Rethinking Prison February 11, 2009Posted by federalist in Human Markets, Judiciary, Open Questions.
I previously lamented our society’s increasing dependence on imprisonment as a means of providing “justice.”
It seems clear that American-style imprisonment is an ineffective form of justice: It does provide deterrence to most criminals, but in general it is a poorly tailored punishment (except, perhaps, with respect to crimes of kidnapping). It does not effectively reform criminals — in fact, it often seems to harden them. It does not protect society from the criminally disposed, except when they are given life sentences. And it certainly does not serve any interests of restitution, as Gregory notes:
Each prisoner costs taxpayers thirty-five thousand a year. Victims are not made whole, but forced to foot the bill to house their perpetrators.
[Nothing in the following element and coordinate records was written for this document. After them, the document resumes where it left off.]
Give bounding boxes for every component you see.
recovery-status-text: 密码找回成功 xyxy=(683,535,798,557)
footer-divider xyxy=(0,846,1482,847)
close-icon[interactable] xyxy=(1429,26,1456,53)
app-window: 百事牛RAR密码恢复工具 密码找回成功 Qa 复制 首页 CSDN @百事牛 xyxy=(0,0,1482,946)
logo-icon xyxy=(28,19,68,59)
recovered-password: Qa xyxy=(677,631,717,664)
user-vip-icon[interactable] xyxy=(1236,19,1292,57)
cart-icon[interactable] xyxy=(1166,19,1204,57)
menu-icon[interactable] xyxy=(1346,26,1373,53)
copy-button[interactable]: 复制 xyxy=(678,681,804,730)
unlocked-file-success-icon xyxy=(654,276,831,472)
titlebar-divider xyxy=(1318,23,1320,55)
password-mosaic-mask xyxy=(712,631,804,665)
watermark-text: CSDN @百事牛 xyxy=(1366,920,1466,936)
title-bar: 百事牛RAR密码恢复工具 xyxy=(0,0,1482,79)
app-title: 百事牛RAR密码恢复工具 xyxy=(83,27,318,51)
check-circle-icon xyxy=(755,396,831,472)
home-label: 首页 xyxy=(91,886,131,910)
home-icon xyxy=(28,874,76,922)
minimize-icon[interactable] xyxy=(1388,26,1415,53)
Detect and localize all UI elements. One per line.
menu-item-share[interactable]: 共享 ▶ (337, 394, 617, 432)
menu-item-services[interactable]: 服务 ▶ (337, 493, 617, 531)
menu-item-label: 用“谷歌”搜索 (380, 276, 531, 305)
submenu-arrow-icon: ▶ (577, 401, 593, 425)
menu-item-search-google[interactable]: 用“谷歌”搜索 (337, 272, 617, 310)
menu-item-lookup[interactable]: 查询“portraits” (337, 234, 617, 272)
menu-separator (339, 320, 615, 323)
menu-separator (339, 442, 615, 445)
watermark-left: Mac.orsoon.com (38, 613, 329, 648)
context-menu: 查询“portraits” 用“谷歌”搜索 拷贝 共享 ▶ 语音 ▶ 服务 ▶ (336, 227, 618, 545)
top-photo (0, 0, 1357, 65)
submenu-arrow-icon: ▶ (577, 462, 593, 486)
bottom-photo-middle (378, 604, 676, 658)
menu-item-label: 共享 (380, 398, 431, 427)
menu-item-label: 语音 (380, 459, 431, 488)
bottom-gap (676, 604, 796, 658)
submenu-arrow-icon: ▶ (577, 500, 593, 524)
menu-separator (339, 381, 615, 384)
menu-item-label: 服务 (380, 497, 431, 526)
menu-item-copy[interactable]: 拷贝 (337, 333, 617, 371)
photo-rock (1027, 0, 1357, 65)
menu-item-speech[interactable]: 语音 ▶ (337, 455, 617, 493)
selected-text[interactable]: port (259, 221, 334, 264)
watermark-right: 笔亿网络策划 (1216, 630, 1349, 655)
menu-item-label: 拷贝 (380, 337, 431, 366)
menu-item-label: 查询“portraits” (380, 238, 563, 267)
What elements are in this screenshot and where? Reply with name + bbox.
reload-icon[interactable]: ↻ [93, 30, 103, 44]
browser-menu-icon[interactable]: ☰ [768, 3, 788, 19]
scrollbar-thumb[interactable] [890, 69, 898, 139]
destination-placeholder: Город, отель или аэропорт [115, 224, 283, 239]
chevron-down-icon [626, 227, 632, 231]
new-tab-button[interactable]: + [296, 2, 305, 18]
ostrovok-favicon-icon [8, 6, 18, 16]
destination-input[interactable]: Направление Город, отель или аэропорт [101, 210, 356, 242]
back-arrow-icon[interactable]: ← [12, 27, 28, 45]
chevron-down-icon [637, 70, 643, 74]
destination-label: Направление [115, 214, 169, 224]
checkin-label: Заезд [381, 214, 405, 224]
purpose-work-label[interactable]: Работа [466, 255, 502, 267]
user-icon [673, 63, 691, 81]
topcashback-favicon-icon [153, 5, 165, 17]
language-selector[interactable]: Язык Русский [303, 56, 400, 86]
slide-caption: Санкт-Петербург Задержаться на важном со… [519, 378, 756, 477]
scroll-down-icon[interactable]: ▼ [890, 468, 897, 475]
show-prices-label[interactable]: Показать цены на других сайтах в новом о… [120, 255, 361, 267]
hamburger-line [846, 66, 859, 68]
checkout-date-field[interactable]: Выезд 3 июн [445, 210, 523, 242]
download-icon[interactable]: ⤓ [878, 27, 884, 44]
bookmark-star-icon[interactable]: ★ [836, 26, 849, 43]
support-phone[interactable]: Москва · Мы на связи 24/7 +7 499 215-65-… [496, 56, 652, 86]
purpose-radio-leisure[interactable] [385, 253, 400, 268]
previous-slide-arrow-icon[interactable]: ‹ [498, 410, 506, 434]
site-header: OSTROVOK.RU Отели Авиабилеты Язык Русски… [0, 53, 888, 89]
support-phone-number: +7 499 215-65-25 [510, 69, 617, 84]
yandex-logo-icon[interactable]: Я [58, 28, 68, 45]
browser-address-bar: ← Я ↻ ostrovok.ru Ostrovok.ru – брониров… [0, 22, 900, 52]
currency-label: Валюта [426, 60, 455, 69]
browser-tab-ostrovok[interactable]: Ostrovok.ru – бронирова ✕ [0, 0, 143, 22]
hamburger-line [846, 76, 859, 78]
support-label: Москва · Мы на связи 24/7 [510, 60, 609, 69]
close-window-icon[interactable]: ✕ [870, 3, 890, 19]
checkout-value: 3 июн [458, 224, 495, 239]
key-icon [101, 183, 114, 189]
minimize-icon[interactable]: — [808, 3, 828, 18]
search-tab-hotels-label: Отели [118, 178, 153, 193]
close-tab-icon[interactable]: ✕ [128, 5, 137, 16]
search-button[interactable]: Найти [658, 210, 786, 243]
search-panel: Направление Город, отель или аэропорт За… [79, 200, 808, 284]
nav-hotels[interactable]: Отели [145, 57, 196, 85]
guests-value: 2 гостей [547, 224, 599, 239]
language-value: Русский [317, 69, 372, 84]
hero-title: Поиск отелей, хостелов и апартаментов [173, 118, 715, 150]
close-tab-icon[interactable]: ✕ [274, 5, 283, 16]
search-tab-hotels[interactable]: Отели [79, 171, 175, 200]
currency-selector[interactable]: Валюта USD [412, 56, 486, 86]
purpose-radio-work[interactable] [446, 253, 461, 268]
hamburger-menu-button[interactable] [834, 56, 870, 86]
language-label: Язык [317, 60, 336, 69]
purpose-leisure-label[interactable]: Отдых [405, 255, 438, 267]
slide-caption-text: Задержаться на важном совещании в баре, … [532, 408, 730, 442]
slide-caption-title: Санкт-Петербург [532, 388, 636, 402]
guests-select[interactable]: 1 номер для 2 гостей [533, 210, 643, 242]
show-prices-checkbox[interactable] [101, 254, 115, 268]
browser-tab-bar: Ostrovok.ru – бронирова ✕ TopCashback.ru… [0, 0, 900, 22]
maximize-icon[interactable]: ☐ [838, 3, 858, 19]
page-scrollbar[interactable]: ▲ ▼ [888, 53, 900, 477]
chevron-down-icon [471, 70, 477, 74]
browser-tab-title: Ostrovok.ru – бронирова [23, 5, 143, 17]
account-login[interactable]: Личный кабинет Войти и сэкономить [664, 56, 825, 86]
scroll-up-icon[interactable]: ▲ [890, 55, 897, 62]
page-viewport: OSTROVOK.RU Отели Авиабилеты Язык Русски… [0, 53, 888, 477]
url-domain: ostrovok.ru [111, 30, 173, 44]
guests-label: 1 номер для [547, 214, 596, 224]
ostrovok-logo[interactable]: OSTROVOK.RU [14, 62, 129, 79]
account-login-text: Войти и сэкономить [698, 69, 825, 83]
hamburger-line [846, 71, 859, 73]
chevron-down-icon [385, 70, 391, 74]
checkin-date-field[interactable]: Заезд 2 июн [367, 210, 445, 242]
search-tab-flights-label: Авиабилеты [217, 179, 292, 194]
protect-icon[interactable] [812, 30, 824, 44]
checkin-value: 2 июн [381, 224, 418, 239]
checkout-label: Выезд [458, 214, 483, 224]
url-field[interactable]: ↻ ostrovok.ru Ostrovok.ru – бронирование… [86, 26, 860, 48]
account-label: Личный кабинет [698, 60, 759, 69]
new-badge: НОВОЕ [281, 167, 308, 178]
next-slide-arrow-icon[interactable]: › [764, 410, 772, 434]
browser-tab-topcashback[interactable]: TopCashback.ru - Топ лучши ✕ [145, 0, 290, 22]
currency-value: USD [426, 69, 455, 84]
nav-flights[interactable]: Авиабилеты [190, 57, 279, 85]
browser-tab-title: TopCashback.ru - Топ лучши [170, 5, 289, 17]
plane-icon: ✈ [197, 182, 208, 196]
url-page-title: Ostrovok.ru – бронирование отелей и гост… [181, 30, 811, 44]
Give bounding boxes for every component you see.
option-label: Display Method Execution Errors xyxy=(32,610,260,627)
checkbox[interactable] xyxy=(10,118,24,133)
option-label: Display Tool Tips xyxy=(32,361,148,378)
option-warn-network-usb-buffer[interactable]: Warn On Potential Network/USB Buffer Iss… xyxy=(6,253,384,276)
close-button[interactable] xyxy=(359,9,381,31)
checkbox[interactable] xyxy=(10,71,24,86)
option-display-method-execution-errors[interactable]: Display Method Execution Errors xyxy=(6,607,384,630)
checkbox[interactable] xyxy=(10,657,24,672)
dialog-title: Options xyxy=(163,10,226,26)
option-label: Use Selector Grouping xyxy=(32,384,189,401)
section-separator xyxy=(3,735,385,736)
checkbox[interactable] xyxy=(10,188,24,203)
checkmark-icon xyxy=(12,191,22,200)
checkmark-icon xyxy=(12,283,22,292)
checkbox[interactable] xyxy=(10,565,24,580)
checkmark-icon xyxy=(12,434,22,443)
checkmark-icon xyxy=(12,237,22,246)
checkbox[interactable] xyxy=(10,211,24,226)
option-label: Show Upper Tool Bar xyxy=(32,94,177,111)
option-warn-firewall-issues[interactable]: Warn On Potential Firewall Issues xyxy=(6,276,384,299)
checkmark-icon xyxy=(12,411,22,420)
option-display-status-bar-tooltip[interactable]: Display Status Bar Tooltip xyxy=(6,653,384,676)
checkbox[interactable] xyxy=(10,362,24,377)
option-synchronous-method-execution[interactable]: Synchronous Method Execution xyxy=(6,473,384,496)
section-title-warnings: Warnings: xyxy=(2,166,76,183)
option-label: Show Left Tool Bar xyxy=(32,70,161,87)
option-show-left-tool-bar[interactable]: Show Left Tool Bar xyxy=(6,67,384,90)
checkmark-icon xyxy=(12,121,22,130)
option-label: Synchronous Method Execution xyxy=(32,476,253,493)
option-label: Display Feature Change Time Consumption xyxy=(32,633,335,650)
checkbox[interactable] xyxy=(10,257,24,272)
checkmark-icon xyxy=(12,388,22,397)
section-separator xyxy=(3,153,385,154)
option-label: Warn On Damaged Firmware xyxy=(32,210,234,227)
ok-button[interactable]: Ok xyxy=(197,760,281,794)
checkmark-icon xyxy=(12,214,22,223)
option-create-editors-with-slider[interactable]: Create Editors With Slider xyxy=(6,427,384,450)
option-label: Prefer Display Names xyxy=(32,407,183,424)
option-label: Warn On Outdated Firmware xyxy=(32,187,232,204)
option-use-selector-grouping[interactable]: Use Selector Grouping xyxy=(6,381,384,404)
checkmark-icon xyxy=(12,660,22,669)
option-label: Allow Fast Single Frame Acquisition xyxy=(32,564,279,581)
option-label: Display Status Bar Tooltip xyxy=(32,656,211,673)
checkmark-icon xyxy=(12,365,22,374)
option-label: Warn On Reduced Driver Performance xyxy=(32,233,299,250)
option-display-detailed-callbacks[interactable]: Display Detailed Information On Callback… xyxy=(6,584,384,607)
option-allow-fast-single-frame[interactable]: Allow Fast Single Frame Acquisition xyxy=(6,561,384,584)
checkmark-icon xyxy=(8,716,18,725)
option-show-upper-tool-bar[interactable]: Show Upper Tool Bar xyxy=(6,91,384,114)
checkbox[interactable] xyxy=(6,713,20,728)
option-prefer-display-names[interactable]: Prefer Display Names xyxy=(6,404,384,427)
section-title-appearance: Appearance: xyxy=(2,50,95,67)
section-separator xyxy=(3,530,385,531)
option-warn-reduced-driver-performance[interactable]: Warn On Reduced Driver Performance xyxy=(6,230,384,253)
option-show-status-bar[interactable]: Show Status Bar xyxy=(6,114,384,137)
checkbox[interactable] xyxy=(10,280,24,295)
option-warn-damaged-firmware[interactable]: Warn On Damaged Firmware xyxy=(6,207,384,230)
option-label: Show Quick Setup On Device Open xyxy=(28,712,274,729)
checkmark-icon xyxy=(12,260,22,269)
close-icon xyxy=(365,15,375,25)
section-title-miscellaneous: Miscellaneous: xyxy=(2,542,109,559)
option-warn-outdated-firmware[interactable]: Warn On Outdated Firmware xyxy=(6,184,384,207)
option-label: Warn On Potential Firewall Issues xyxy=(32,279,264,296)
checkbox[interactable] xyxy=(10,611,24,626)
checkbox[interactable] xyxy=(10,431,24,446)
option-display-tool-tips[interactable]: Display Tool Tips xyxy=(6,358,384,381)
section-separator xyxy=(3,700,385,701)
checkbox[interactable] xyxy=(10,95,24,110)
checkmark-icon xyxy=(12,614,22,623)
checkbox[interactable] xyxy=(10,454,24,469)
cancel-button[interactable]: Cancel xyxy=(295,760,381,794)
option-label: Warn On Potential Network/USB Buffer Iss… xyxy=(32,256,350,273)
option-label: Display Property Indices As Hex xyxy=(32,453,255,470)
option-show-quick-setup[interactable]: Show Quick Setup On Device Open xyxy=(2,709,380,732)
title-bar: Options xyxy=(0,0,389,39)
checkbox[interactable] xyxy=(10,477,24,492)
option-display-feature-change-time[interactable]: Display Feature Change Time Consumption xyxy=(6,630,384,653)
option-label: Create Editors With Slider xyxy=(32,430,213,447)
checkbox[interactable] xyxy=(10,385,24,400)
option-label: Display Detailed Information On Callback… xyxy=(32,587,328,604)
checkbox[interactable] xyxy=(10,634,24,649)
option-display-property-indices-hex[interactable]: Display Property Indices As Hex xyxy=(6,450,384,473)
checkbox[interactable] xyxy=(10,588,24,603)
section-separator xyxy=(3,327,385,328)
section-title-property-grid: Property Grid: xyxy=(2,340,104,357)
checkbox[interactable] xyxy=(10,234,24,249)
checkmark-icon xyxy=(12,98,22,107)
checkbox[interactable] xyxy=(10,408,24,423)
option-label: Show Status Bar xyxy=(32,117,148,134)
The state used to have some restitution centers through which white-collar convicts could work and pay back their victims as well as some of their detention costs—but these were closed down last month. State officials said the program was too expensive. Only government could lose more money making people work than just locking them up, feeding and clothing them.
Reform is a difficult problem, and tailored punishment may be easy (and fun) in principle but we can leave that for another discussion. If society feels justified in taking away the freedom of convicts, why can’t it profitably employ them?
Evidently government cannot profit from slave labor, but surely for-profit enterprises can. There has been a lot of criticism of “for-profit prisons,” but those are not what I have in mind. For-profit prisons simply try to do in a more cost-effective manner what government prisons do, which is to confine and care for large populations of criminals. They are not permitted to exploit prisoners as slave labor.
Unfortunately, twentieth-century Russian Communists gave penal labor a bad name (“Gulag”). But that doesn’t mean that a more open and capitalist society like ours can’t profit from prisoners within reasonable bounds of justice.
Gregory touches on another issue that has probably increased our reluctance to exploit prisoners, which is the fact that so many of them hardly merit imprisonment:
What’s worse, most people incarcerated should not be. A quarter of the inmates are locked up for non-violent drug offenses. They committed no act of violence against anyone’s person or property, and their imprisonment is part of a destructive drug policy that has boosted crime, trashed civil liberties, uprooted the social order and corrupted the whole legal system. Many others are in prison for other non-violent offenses against the state—unapproved gun ownership, tax evasion, and so forth.
Open Question: What would it take to begin sending convicts to private, for-profit restitution centers where they could be subject to forced labor? Does that require constitutional changes? Legislative changes? Or could judges simply begin to sentence prisoners to serve time in private penal labor institutions instead of the public prisons?